New Look at Missile Crisis

November 15, 1985

Prof. Barton J. Bernstein of Stanford University has made some important contributions to our understanding of American history, but his article (Opinion, Oct. 27), "New Look at the Cuban Missile Crisis," is not one of them. Rather, he has repeated some longstanding criticisms of President John F. Kennedy's handling of that crisis and has provided no new evidence from "newly declassified" documents to support them.

There is no denying the sense of danger and high tension that pervaded Washington in those days in 1962, nor is there anything new in noting it. Bernstein's conclusion that private negotiations with the Soviets would have been preferable to the quarantine ignores the Soviet foreign minister's flat denial, in private conversations with Kennedy only a day before the President's announcement, that offensive missiles were being placed in Cuba.

Kennedy knew that Andrei Gromyko was not telling the truth and logically concluded that the Soviets intended to hide what they were doing. Negotiations would have delayed any American response, probably until the missiles were operational. And that was something that Kennedy and his advisers felt they had to avoid because once the missiles were in place the American negotiating position would have been radically worsened.

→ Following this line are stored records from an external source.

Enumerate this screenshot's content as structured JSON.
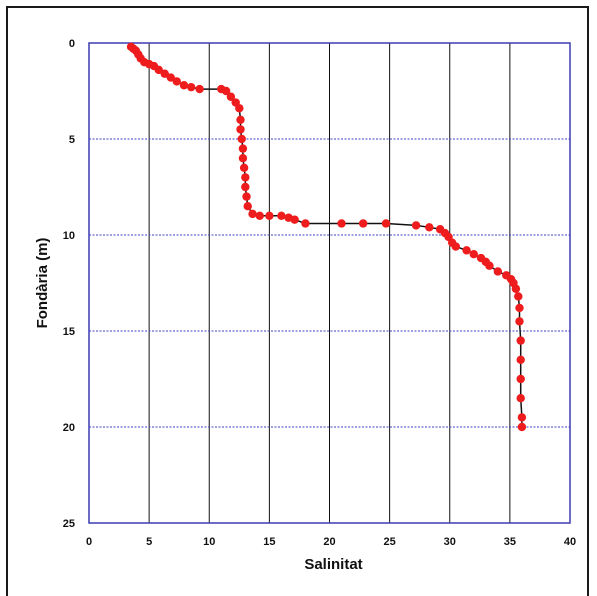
{
  "chart_data": {
    "type": "scatter",
    "xlabel": "Salinitat",
    "ylabel": "Fondària (m)",
    "xlim": [
      0,
      40
    ],
    "ylim": [
      0,
      25
    ],
    "y_inverted": true,
    "xticks": [
      "0",
      "5",
      "10",
      "15",
      "20",
      "25",
      "30",
      "35",
      "40"
    ],
    "yticks": [
      "0",
      "5",
      "10",
      "15",
      "20",
      "25"
    ],
    "grid": true,
    "colors": {
      "points": "#ee1c1c",
      "line": "#111111",
      "grid": "#3f3fc8",
      "axes": "#3c3cb4"
    },
    "series": [
      {
        "points": [
          [
            3.5,
            0.2
          ],
          [
            3.7,
            0.3
          ],
          [
            3.9,
            0.4
          ],
          [
            4.1,
            0.6
          ],
          [
            4.3,
            0.8
          ],
          [
            4.6,
            1.0
          ],
          [
            5.0,
            1.1
          ],
          [
            5.4,
            1.2
          ],
          [
            5.8,
            1.4
          ],
          [
            6.3,
            1.6
          ],
          [
            6.8,
            1.8
          ],
          [
            7.3,
            2.0
          ],
          [
            7.9,
            2.2
          ],
          [
            8.5,
            2.3
          ],
          [
            9.2,
            2.4
          ],
          [
            11.0,
            2.4
          ],
          [
            11.4,
            2.5
          ],
          [
            11.8,
            2.8
          ],
          [
            12.2,
            3.1
          ],
          [
            12.5,
            3.4
          ],
          [
            12.6,
            4.0
          ],
          [
            12.6,
            4.5
          ],
          [
            12.7,
            5.0
          ],
          [
            12.8,
            5.5
          ],
          [
            12.8,
            6.0
          ],
          [
            12.9,
            6.5
          ],
          [
            13.0,
            7.0
          ],
          [
            13.0,
            7.5
          ],
          [
            13.1,
            8.0
          ],
          [
            13.2,
            8.5
          ],
          [
            13.6,
            8.9
          ],
          [
            14.2,
            9.0
          ],
          [
            15.0,
            9.0
          ],
          [
            16.0,
            9.0
          ],
          [
            16.6,
            9.1
          ],
          [
            17.1,
            9.2
          ],
          [
            18.0,
            9.4
          ],
          [
            21.0,
            9.4
          ],
          [
            22.8,
            9.4
          ],
          [
            24.7,
            9.4
          ],
          [
            27.2,
            9.5
          ],
          [
            28.3,
            9.6
          ],
          [
            29.2,
            9.7
          ],
          [
            29.6,
            9.9
          ],
          [
            29.9,
            10.1
          ],
          [
            30.2,
            10.4
          ],
          [
            30.5,
            10.6
          ],
          [
            31.4,
            10.8
          ],
          [
            32.0,
            11.0
          ],
          [
            32.6,
            11.2
          ],
          [
            33.0,
            11.4
          ],
          [
            33.3,
            11.6
          ],
          [
            34.0,
            11.9
          ],
          [
            34.7,
            12.1
          ],
          [
            35.1,
            12.3
          ],
          [
            35.3,
            12.5
          ],
          [
            35.5,
            12.8
          ],
          [
            35.7,
            13.2
          ],
          [
            35.8,
            13.8
          ],
          [
            35.8,
            14.5
          ],
          [
            35.9,
            15.5
          ],
          [
            35.9,
            16.5
          ],
          [
            35.9,
            17.5
          ],
          [
            35.9,
            18.5
          ],
          [
            36.0,
            19.5
          ],
          [
            36.0,
            20.0
          ]
        ]
      }
    ]
  }
}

Bernstein's contention that the location of Soviet intermediate-range ballistic missiles in Cuba did not shift the nuclear balance against the United States is based on the kind of reasoning that has driven the arms race he has so eloquently and frequently condemned. The strategic balance is not based merely upon the number of missiles each side aims at its rival. In the early 1960s missiles were much less accurate than they are today, and so were properly considered counter-value, rather than counter-force weapons.

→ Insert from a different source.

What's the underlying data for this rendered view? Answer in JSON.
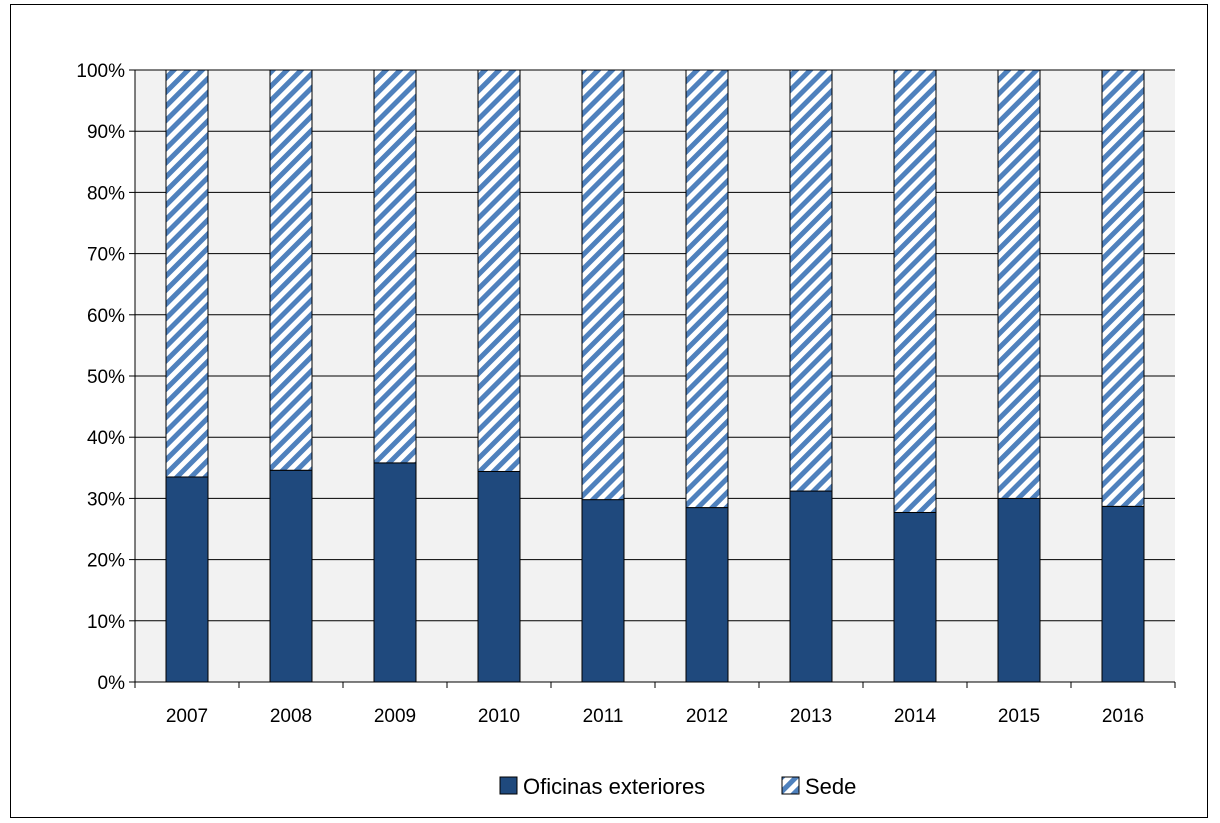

The limited range of the IRBMs, which meant that they could not hit American missile silos for a preemptive first strike, was therefore irrelevant.

Further, the IRBMs in Cuba sharply reduced the lead time available to the United States for responding to a crisis that might go nuclear. Those missiles did, in other words, mean an important change in the status quo, a destabilization of the strategic situation that was sudden and unilateral. That sort of the destabilization is the source of the greatest danger of nuclear war (witness the current debate over "Star Wars"), and that is what provoked the American response.

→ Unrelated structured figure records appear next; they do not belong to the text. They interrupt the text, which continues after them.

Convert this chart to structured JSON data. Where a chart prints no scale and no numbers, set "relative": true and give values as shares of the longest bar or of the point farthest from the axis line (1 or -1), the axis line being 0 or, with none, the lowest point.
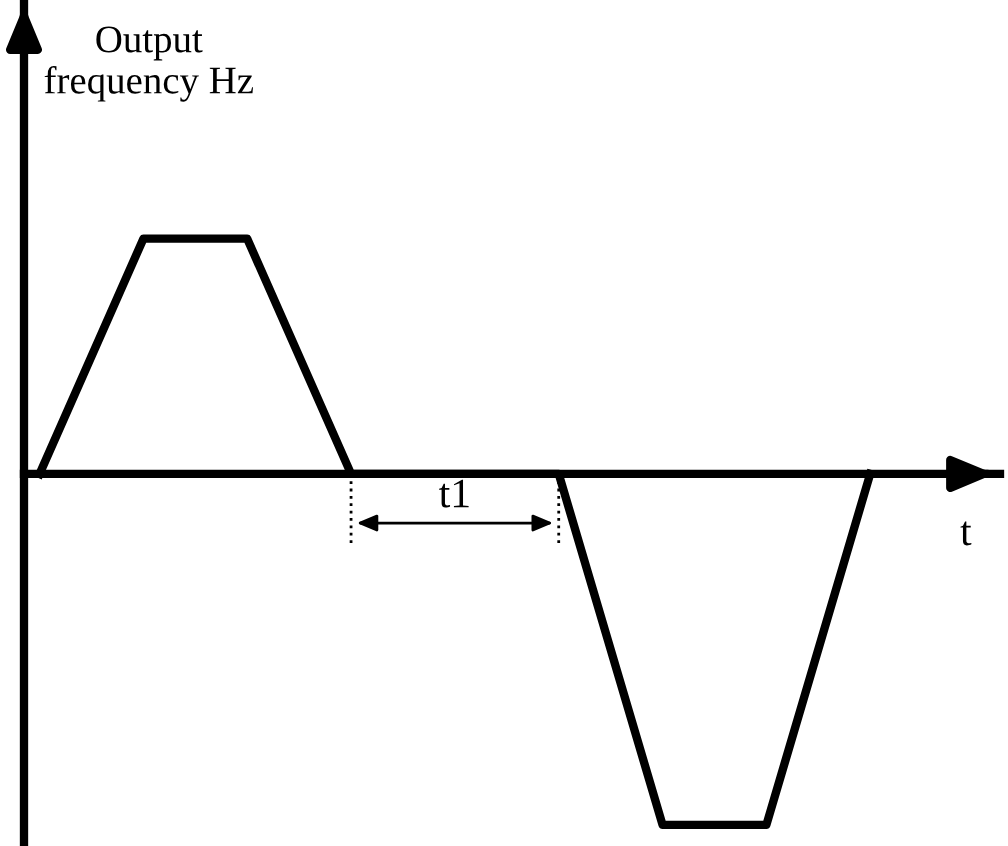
{
  "chart_data": {
    "type": "line",
    "relative": true,
    "xlabel": "t",
    "ylabel": "Output\nfrequency Hz",
    "categories": [
      null,
      null,
      null,
      null,
      null,
      null,
      null,
      null,
      null,
      null,
      null,
      null,
      null,
      null,
      null,
      null,
      null
    ],
    "series": [
      {
        "color": "#000000",
        "values": [
          0,
          null,
          0.67,
          null,
          0.67,
          null,
          0,
          null,
          null,
          null,
          0,
          null,
          -1,
          null,
          -1,
          null,
          0
        ]
      }
    ],
    "annotations": [
      "t1"
    ],
    "legend": false,
    "marker": "none",
    "line_style": "solid"
  }
}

Of course considerations of national prestige and even domestic politics were involved, but the Cuban missile crisis was the product of Soviet adventurism, of Nikita Khrushchev's attempt to exploit what he believed was the weakness of the President and of the American system in order to achieve some clear advantage. Given the possible and unknown consequences, and given the options available to him, Kennedy's reaction was moderate, responsible, and thoroughly appropriate.